An injectable gel could change the ability of contractile heart muscle cells to regenerate after myocardial infarction (MI), according to researchers at the University of Pennsylvania.
Edward Morrisey, MD, lead author of the study and the namesake of Penn’s Morrisey lab, which studies signaling pathways involved in heart and lung development, worked with a team to produce and test this innovative gel in an effort to improve the lifespan of heart patients. Since, after a heart attack, mammals’ hearts are unable to properly regenerate cardiomyocytes, cardiac patients are left with a heart that pumps less blood that it should, increasing mortality rates.
The researchers tested the new substance in three groups of mice: normal, healthy mice; “Confetti” mice who are genetically engineered to have individual cardiomyocytes that randomly express one of four fluorescent proteins; and mice who had induced heart attacks.
Within days of injection, the first group of mice saw increased cardiomyocyte production in their heart tissue. After inducing MI in the Confetti mice, Morrisey and colleagues found cardiomyocytes were growing and clustering. The third cohort showed improved recovery rates, as well, with minor increases in heart size and significant differences in ejection fraction.
It’s unknown exactly what keeps cardiomyocytes from reproducing after myocardial infarction, Morrisey et al. wrote, but the gel they created is able to inhibit those “stop” signals by targeting signaling pathways related to cell proliferation. To achieve this, the substance slowly releases microRNA sequences into the heart muscle.
The gel was specifically designed for this purpose, the authors wrote, so it’s both shear-thinning and self-healing, meaning its tough bonds can be broken under mechanical stress, allowing increased fluidity, and its bonds are able to reform after being exposed to stress.

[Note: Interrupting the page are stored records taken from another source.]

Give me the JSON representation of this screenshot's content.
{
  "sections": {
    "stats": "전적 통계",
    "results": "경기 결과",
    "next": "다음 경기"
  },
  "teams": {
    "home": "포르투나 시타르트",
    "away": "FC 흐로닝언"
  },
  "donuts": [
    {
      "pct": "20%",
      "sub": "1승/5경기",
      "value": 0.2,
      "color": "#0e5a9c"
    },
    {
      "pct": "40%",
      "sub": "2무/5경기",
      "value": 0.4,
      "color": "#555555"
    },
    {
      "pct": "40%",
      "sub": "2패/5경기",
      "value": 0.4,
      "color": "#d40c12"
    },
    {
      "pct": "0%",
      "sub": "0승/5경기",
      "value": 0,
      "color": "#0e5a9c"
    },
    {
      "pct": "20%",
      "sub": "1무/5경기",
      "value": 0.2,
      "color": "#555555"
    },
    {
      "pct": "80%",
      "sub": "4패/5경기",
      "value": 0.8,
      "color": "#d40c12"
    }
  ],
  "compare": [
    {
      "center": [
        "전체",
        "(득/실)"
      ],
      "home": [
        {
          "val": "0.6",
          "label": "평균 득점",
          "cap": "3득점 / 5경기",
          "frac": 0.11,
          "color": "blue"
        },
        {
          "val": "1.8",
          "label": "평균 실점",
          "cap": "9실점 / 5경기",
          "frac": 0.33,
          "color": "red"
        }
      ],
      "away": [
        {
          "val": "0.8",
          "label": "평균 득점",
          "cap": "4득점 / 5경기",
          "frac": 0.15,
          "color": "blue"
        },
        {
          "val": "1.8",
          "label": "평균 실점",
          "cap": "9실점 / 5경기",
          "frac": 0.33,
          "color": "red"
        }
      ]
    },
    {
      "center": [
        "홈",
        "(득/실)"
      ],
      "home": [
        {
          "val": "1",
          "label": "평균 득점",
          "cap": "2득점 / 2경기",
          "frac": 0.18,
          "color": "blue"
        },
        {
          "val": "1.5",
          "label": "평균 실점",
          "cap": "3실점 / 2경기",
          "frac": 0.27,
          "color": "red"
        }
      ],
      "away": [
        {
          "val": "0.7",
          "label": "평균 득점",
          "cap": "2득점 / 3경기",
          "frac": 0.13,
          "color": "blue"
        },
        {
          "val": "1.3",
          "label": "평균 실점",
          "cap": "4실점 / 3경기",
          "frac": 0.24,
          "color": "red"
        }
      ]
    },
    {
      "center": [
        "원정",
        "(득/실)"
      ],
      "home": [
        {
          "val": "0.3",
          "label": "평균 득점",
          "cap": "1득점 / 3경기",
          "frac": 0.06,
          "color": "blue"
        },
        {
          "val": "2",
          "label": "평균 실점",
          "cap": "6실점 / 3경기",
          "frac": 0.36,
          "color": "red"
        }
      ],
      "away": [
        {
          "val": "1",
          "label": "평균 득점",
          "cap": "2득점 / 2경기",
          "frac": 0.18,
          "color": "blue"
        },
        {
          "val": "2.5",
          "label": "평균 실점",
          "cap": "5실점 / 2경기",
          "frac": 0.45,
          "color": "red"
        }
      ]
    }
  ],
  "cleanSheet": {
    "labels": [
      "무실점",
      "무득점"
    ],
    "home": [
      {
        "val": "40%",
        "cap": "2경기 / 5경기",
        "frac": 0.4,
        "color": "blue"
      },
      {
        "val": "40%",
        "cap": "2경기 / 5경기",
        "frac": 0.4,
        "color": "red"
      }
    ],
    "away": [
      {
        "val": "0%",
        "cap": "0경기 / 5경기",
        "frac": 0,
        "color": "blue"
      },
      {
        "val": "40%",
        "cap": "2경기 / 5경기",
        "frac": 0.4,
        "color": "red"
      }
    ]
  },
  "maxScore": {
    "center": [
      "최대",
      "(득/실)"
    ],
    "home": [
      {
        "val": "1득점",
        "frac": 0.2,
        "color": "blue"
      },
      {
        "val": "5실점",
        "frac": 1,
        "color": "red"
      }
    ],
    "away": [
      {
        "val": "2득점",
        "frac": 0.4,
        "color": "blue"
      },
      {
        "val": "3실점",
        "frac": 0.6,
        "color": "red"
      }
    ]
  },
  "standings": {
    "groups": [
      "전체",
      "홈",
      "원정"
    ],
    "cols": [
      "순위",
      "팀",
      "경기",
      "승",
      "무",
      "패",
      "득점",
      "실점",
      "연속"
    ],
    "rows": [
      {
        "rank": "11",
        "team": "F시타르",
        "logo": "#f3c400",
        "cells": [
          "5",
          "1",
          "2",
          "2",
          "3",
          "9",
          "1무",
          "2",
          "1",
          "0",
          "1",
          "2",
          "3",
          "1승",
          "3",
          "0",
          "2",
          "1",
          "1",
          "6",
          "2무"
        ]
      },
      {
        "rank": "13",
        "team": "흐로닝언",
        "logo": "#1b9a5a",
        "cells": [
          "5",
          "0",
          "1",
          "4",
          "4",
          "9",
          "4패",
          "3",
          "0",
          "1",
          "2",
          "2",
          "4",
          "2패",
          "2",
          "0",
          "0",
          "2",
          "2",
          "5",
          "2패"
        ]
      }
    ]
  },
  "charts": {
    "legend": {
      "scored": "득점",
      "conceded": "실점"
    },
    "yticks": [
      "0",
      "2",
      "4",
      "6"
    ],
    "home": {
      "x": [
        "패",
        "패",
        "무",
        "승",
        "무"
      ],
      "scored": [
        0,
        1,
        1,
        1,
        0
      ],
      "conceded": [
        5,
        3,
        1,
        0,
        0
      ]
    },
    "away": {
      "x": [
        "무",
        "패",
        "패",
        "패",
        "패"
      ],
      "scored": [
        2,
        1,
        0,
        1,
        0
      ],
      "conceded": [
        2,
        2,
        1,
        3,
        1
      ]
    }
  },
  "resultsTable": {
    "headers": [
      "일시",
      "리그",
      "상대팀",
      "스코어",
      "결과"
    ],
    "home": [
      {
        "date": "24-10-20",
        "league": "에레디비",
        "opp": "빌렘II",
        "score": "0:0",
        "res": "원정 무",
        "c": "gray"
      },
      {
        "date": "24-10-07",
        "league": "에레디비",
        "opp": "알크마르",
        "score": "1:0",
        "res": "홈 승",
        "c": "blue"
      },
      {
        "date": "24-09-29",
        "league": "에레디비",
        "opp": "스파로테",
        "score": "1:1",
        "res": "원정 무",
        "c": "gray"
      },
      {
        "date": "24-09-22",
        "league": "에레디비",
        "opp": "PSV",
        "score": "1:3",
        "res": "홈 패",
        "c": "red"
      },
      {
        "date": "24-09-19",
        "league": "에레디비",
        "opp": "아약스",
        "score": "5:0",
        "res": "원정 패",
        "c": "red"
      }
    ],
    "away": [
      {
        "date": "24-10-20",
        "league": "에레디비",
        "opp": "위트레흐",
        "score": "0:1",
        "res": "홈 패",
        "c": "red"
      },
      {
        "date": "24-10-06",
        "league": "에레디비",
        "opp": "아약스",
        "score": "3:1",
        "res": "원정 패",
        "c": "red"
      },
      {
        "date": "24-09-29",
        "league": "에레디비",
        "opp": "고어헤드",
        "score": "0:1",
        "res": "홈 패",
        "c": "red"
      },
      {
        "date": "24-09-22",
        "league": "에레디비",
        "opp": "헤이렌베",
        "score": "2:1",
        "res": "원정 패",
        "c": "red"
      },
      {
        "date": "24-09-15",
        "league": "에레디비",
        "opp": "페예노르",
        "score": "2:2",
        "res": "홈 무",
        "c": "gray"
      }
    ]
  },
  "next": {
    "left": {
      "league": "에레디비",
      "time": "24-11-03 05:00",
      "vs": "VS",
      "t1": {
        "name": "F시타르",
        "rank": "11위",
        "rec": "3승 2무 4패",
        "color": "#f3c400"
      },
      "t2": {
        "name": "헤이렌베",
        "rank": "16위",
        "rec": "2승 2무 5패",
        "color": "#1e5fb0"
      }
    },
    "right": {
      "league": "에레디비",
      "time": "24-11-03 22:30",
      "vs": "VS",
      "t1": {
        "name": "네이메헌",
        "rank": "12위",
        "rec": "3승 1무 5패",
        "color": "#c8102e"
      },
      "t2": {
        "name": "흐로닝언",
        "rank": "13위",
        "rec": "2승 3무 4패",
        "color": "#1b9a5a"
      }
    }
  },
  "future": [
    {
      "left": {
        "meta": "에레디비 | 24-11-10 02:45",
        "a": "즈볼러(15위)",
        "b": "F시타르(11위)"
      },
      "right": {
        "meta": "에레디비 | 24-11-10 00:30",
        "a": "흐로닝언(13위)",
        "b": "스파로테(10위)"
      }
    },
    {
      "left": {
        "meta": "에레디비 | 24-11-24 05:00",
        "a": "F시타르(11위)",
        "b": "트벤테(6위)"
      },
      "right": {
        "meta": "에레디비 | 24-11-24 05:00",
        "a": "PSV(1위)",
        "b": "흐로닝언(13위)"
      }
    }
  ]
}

Though it was successful in preliminary trials with rodent models, the researchers quickly identified the gel’s shortcomings.

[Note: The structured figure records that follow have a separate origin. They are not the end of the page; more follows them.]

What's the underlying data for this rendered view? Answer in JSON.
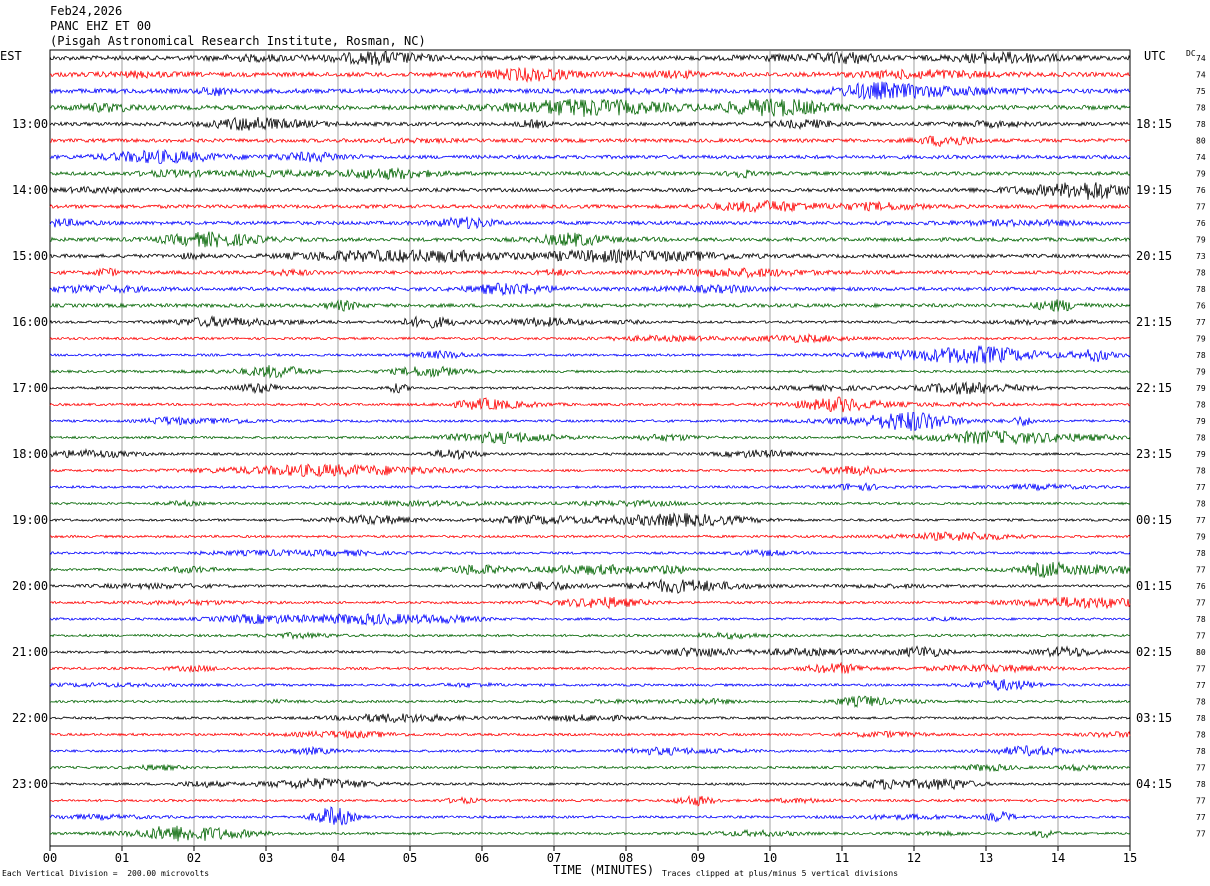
{
  "header": {
    "date": "Feb24,2026",
    "station": "PANC EHZ ET 00",
    "location": "(Pisgah Astronomical Research Institute, Rosman, NC)"
  },
  "left_axis_label": "EST",
  "right_axis_label": "UTC",
  "dc_label": "DC",
  "footer": {
    "xlabel": "TIME (MINUTES)",
    "scale_note": "Each Vertical Division =  200.00 microvolts",
    "clip_note": "Traces clipped at plus/minus 5 vertical divisions"
  },
  "chart_data": {
    "type": "line",
    "title": "PANC EHZ ET 00",
    "xlabel": "TIME (MINUTES)",
    "xlim": [
      0,
      15
    ],
    "x_ticks": [
      "00",
      "01",
      "02",
      "03",
      "04",
      "05",
      "06",
      "07",
      "08",
      "09",
      "10",
      "11",
      "12",
      "13",
      "14",
      "15"
    ],
    "trace_colors": [
      "#000000",
      "#ff0000",
      "#0000ff",
      "#006400"
    ],
    "rows": 48,
    "left_time_labels": [
      "13:00",
      "14:00",
      "15:00",
      "16:00",
      "17:00",
      "18:00",
      "19:00",
      "20:00",
      "21:00",
      "22:00",
      "23:00"
    ],
    "right_time_labels": [
      "18:15",
      "19:15",
      "20:15",
      "21:15",
      "22:15",
      "23:15",
      "00:15",
      "01:15",
      "02:15",
      "03:15",
      "04:15"
    ],
    "dc_offsets": [
      74,
      74,
      75,
      78,
      78,
      80,
      74,
      79,
      76,
      77,
      76,
      79,
      73,
      78,
      78,
      76,
      77,
      79,
      78,
      79,
      79,
      78,
      79,
      78,
      79,
      78,
      77,
      78,
      77,
      79,
      78,
      77,
      76,
      77,
      78,
      77,
      80,
      77,
      77,
      78,
      78,
      78,
      78,
      77,
      78,
      77,
      77,
      77
    ]
  }
}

“Biologic drugs turn over very fast,” Morrisey said in a release from Penn. “The microRNAs that we used last less than eight hours in the bloodstream, so having a high local concentration has strong advantages.”

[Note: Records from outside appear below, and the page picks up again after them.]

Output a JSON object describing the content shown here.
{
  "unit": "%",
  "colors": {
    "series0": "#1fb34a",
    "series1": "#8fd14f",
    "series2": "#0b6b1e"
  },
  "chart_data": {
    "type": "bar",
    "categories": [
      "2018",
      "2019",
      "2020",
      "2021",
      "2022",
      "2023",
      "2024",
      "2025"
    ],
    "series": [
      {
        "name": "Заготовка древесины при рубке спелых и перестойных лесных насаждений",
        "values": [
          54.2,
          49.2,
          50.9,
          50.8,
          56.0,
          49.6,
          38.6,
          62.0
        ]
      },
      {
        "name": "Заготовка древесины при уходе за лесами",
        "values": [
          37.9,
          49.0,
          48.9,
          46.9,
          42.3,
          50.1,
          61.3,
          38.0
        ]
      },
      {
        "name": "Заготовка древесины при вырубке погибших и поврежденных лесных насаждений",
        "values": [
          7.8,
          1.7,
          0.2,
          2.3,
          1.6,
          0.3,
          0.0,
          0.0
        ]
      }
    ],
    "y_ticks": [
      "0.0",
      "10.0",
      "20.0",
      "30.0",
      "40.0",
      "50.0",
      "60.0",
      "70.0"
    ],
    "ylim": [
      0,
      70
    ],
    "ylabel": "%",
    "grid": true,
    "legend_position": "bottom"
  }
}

Because of this, they wrote, large amounts of the substance would have to be injected frequently into the heart muscle to achieve optimum results.
Since the results of this study, published in Nature Biomedical Engineering this week, were so positive, the authors said in the Penn release they’re moving to the next step of this project—testing the microRNA gel in vitro and in pig hearts, which are more humanlike than rodents’.
“We’re seeing a change in approaches for regenerative medicine, using alternatives to stem cell delivery,” co-author Jason Burdick, PhD, said. “Here, instead of introducing new cells that can have their own delivery challenges, we’re simply turning on repair mechanisms in cells that survive injury in the heart and other tissues.”